YeaH I'm down and there's nothing i can do about it. No matter what i try it just feels like i am spiraling down, down, down. My dad seemed to have me under a magnifying glass which does not help matters. It's like he points something out and i feel put on the spot and then i react. My reactions of late are not tempered and i get agitated and frustrated very easily. Too easily almost. i have suffered with mental illness for 12 years now and it has been a long and dreary path. The most positive thing that has come out of it is my new therapist who teaches me skills of mindfulness and not being judgemental. Mindfulness is about being in the moment and accepting how you feel at that time. The judgements are a little bit harder and more tedious to combat. Regarding the judgements i have to realize that there is not just black or white but there are many shades of gray. The variety of grays opens many doors and windows. With borderline personality disorderr, it is very common to have black/white thinking, so introducing non-judgemental thinking is a notorious task. Things are not good/bad, or naughty/good. There are the triggers that cause a feeling and then there is an explanation for the feeling evolved from that trigger. For example, I do not like that book because i feel it is unrealistic about the events that happened. That would be a factual way of describing why you do not like a book. Instead of being like the average joe and just saying "I don't like that," it's more about the reasoning and the facts why you don't like it. Using a simple phrase is easier compared to the non-judgemental way but the non-judgemental way takes the black/white thinking out of the equation. So to change the disposition of the beginning of this post would be "I am feeling depressed and see everything in negative light currently, therefore making it very hard for me."

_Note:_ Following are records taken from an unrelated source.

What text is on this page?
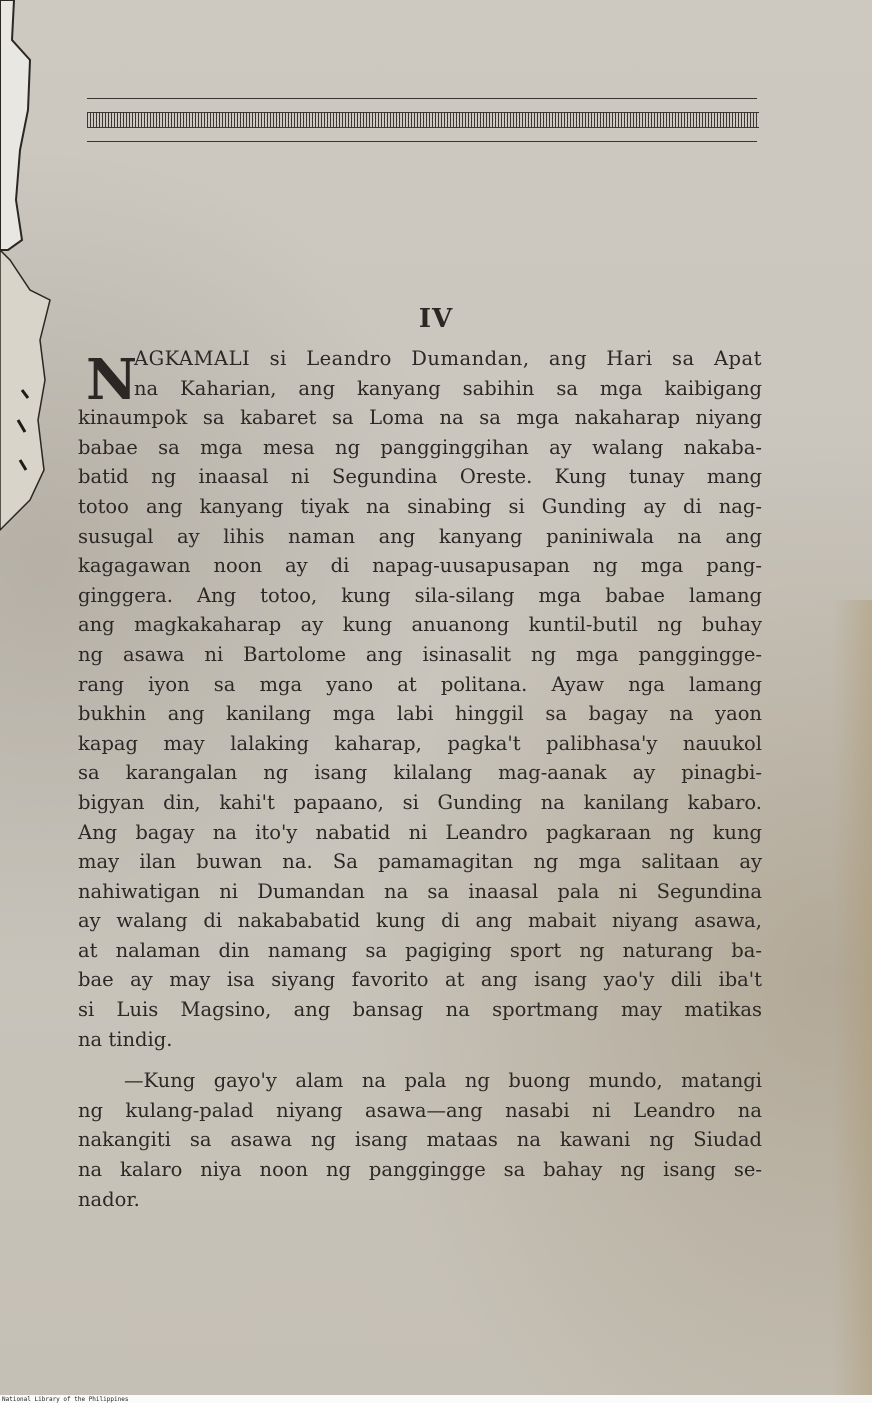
IV
N
AGKAMALI si Leandro Dumandan, ang Hari sa Apat
na Kaharian, ang kanyang sabihin sa mga kaibigang
kinaumpok sa kabaret sa Loma na sa mga nakaharap niyang
babae sa mga mesa ng pangginggihan ay walang nakaba-
batid ng inaasal ni Segundina Oreste. Kung tunay mang
totoo ang kanyang tiyak na sinabing si Gunding ay di nag-
susugal ay lihis naman ang kanyang paniniwala na ang
kagagawan noon ay di napag-uusapusapan ng mga pang-
ginggera. Ang totoo, kung sila-silang mga babae lamang
ang magkakaharap ay kung anuanong kuntil-butil ng buhay
ng asawa ni Bartolome ang isinasalit ng mga panggingge-
rang iyon sa mga yano at politana. Ayaw nga lamang
bukhin ang kanilang mga labi hinggil sa bagay na yaon
kapag may lalaking kaharap, pagka't palibhasa'y nauukol
sa karangalan ng isang kilalang mag-aanak ay pinagbi-
bigyan din, kahi't papaano, si Gunding na kanilang kabaro.
Ang bagay na ito'y nabatid ni Leandro pagkaraan ng kung
may ilan buwan na. Sa pamamagitan ng mga salitaan ay
nahiwatigan ni Dumandan na sa inaasal pala ni Segundina
ay walang di nakababatid kung di ang mabait niyang asawa,
at nalaman din namang sa pagiging sport ng naturang ba-
bae ay may isa siyang favorito at ang isang yao'y dili iba't
si Luis Magsino, ang bansag na sportmang may matikas
na tindig.
—Kung gayo'y alam na pala ng buong mundo, matangi
ng kulang-palad niyang asawa—ang nasabi ni Leandro na
nakangiti sa asawa ng isang mataas na kawani ng Siudad
na kalaro niya noon ng panggingge sa bahay ng isang se-
nador.
National Library of the Philippines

Tonight is a good night for abstinence, although my mind tried to coerce me into having some pot. I have been very good, minus a slip up here and there (only 2) but i need to keep thinking that just because i fell off the wagon does not negate the progress that i have made. I am working with 58 days of sobriety from my habit that did not help me (another phrase without a judgement!) My dad suggested that i start over since i had my slips but i said there is no way that i am starting from day 1. I was and am determined to keep going with this. Tonight my brain kept taunting me saying "Oh you can have just one and you will be fine. One popper won't hurt." I say NO! Keep with the positive flow! If i can experience the emotions that i am having and remain clean for another night that is a battle well won. I did and am getting down on myself that my brain would try to fool me into thinking that it would be ok. It just wants the depression to subside for a bit but will smoking my brains out be a good way to put away my feelings. No! If anything i would much rather read and go to bed and actually sleep instead of be conscious and have to deal with my feelings. I think that sleeping, even though an avoidist measure, is better then the alternative.

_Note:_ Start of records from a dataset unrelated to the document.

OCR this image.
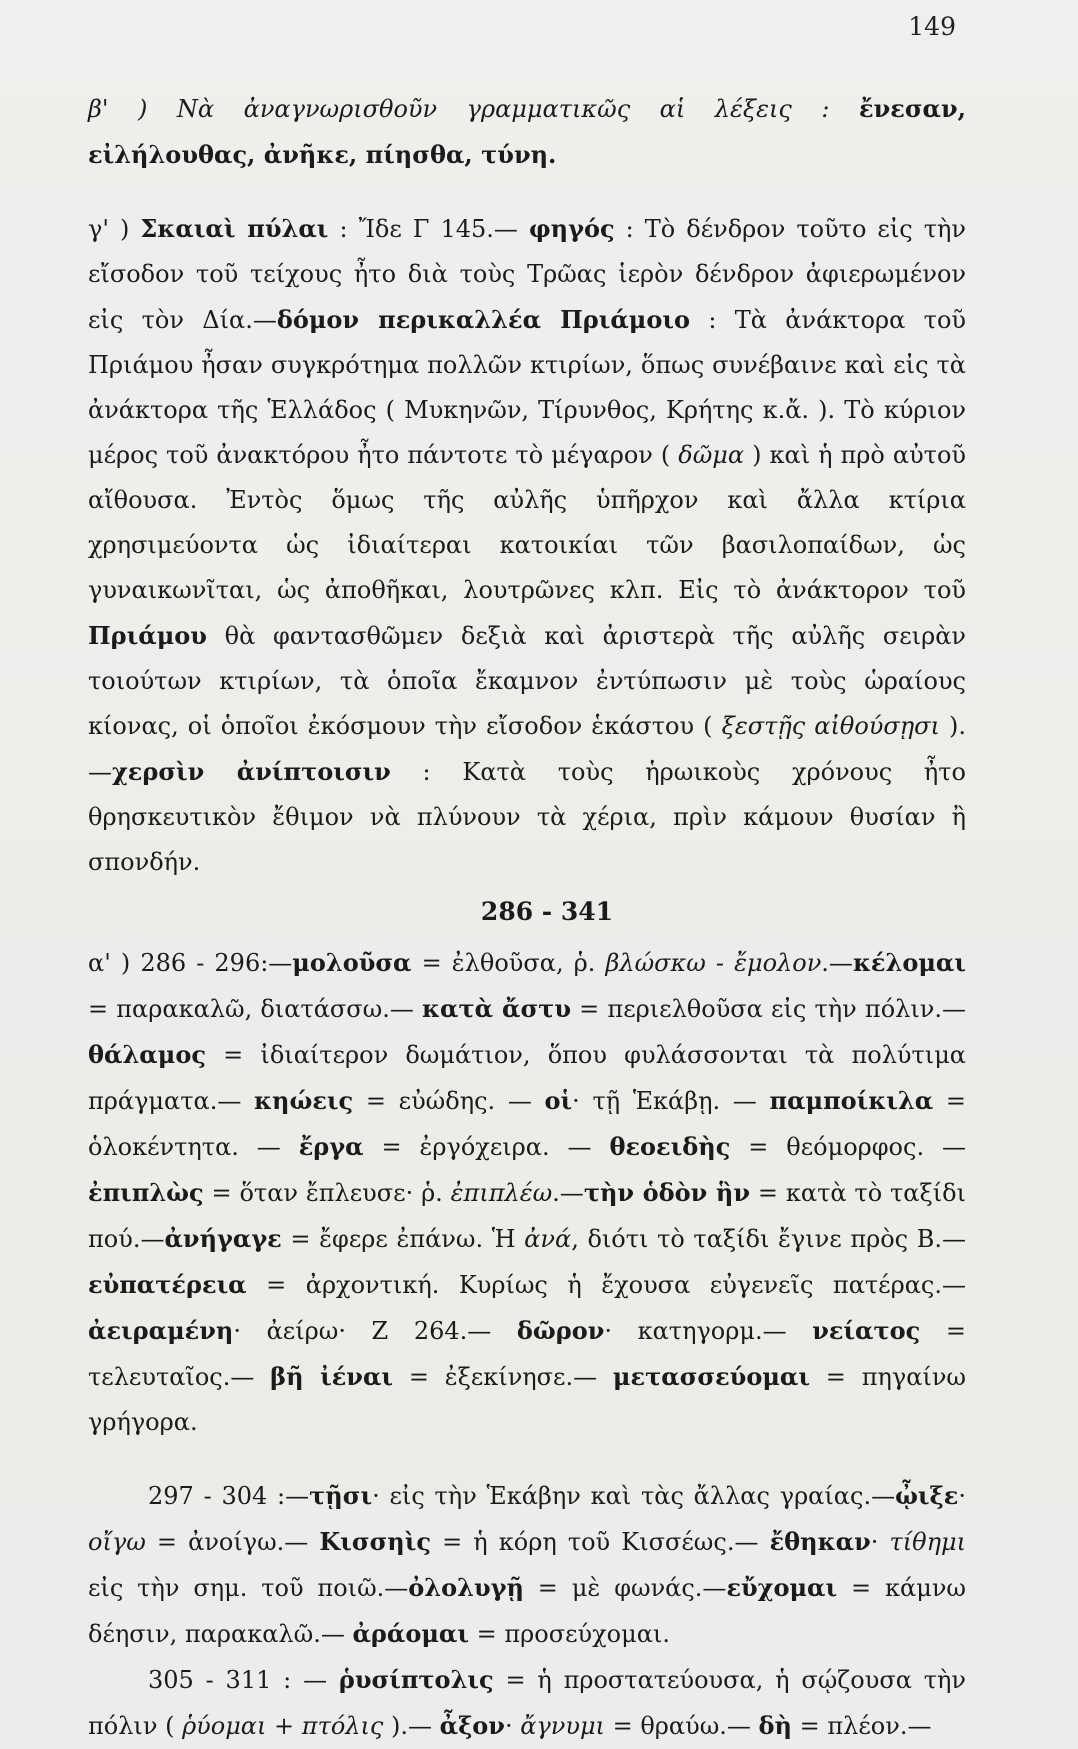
149

β' ) Νὰ ἀναγνωρισθοῦν γραμματικῶς αἱ λέξεις : ἔνεσαν, εἰλήλουθας, ἀνῆκε, πίησθα, τύνη.

γ' ) Σκαιαὶ πύλαι : Ἴδε Γ 145.— φηγός : Τὸ δένδρον τοῦτο εἰς τὴν εἴσοδον τοῦ τείχους ἦτο διὰ τοὺς Τρῶας ἱερὸν δένδρον ἀφιερωμένον εἰς τὸν Δία.—δόμον περικαλλέα Πριάμοιο : Τὰ ἀνάκτορα τοῦ Πριάμου ἦσαν συγκρότημα πολλῶν κτιρίων, ὅπως συνέβαινε καὶ εἰς τὰ ἀνάκτορα τῆς Ἑλλάδος ( Μυκηνῶν, Τίρυνθος, Κρήτης κ.ἄ. ). Τὸ κύριον μέρος τοῦ ἀνακτόρου ἦτο πάντοτε τὸ μέγαρον ( δῶμα ) καὶ ἡ πρὸ αὐτοῦ αἴθουσα. Ἐντὸς ὅμως τῆς αὐλῆς ὑπῆρχον καὶ ἄλλα κτίρια χρησιμεύοντα ὡς ἰδιαίτεραι κατοικίαι τῶν βασιλοπαίδων, ὡς γυναικωνῖται, ὡς ἀποθῆκαι, λουτρῶνες κλπ. Εἰς τὸ ἀνάκτορον τοῦ Πριάμου θὰ φαντασθῶμεν δεξιὰ καὶ ἀριστερὰ τῆς αὐλῆς σειρὰν τοιούτων κτιρίων, τὰ ὁποῖα ἔκαμνον ἐντύπωσιν μὲ τοὺς ὡραίους κίονας, οἱ ὁποῖοι ἐκόσμουν τὴν εἴσοδον ἑκάστου ( ξεστῇς αἰθούσῃσι ).—χερσὶν ἀνίπτοισιν : Κατὰ τοὺς ἡρωικοὺς χρόνους ἦτο θρησκευτικὸν ἔθιμον νὰ πλύνουν τὰ χέρια, πρὶν κάμουν θυσίαν ἢ σπονδήν.

286 - 341

α' ) 286 - 296:—μολοῦσα = ἐλθοῦσα, ῥ. βλώσκω - ἔμολον.—κέλομαι = παρακαλῶ, διατάσσω.— κατὰ ἄστυ = περιελθοῦσα εἰς τὴν πόλιν.—θάλαμος = ἰδιαίτερον δωμάτιον, ὅπου φυλάσσονται τὰ πολύτιμα πράγματα.— κηώεις = εὐώδης. — οἱ· τῇ Ἑκάβῃ. — παμποίκιλα = ὁλοκέντητα. — ἔργα = ἐργόχειρα. — θεοειδὴς = θεόμορφος. — ἐπιπλὼς = ὅταν ἔπλευσε· ῥ. ἐπιπλέω.—τὴν ὁδὸν ἣν = κατὰ τὸ ταξίδι πού.—ἀνήγαγε = ἔφερε ἐπάνω. Ἡ ἀνά, διότι τὸ ταξίδι ἔγινε πρὸς Β.—εὐπατέρεια = ἀρχοντική. Κυρίως ἡ ἔχουσα εὐγενεῖς πατέρας.—ἀειραμένη· ἀείρω· Ζ 264.— δῶρον· κατηγορμ.— νείατος = τελευταῖος.— βῆ ἰέναι = ἐξεκίνησε.— μετασσεύομαι = πηγαίνω γρήγορα.

297 - 304 :—τῇσι· εἰς τὴν Ἑκάβην καὶ τὰς ἄλλας γραίας.—ᾦιξε· οἴγω = ἀνοίγω.— Κισσηὶς = ἡ κόρη τοῦ Κισσέως.— ἔθηκαν· τίθημι εἰς τὴν σημ. τοῦ ποιῶ.—ὀλολυγῇ = μὲ φωνάς.—εὔχομαι = κάμνω δέησιν, παρακαλῶ.— ἀράομαι = προσεύχομαι.

305 - 311 : — ῥυσίπτολις = ἡ προστατεύουσα, ἡ σῴζουσα τὴν πόλιν ( ῥύομαι + πτόλις ).— ἆξον· ἄγνυμι = θραύω.— δὴ = πλέον.—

So in my time of need i come to you dear reader to voice my thoughts, feelings and concerns. Nothing feels better then writing and getting everything, or most things, out of my brain. I can write without interruption and it challenges me because i try to phrase things is a well-spoken/written manner. I know that whatever i write, in this sacred space i have created, will not be judged or used against me in any way, shape or form. Here is the one place where i can be myself and say what is truly on my mind without censorship. For that i am thankful. For that i am lucky. So many people do not have an outlet to vent or say what is really on their minds. This blog is not about the fame or how many readers come to my site to see what i have written. It is my place for truth, honesty and feelings. A place i can come and share my tales and travels and let them just be. A place i call my sanctuary.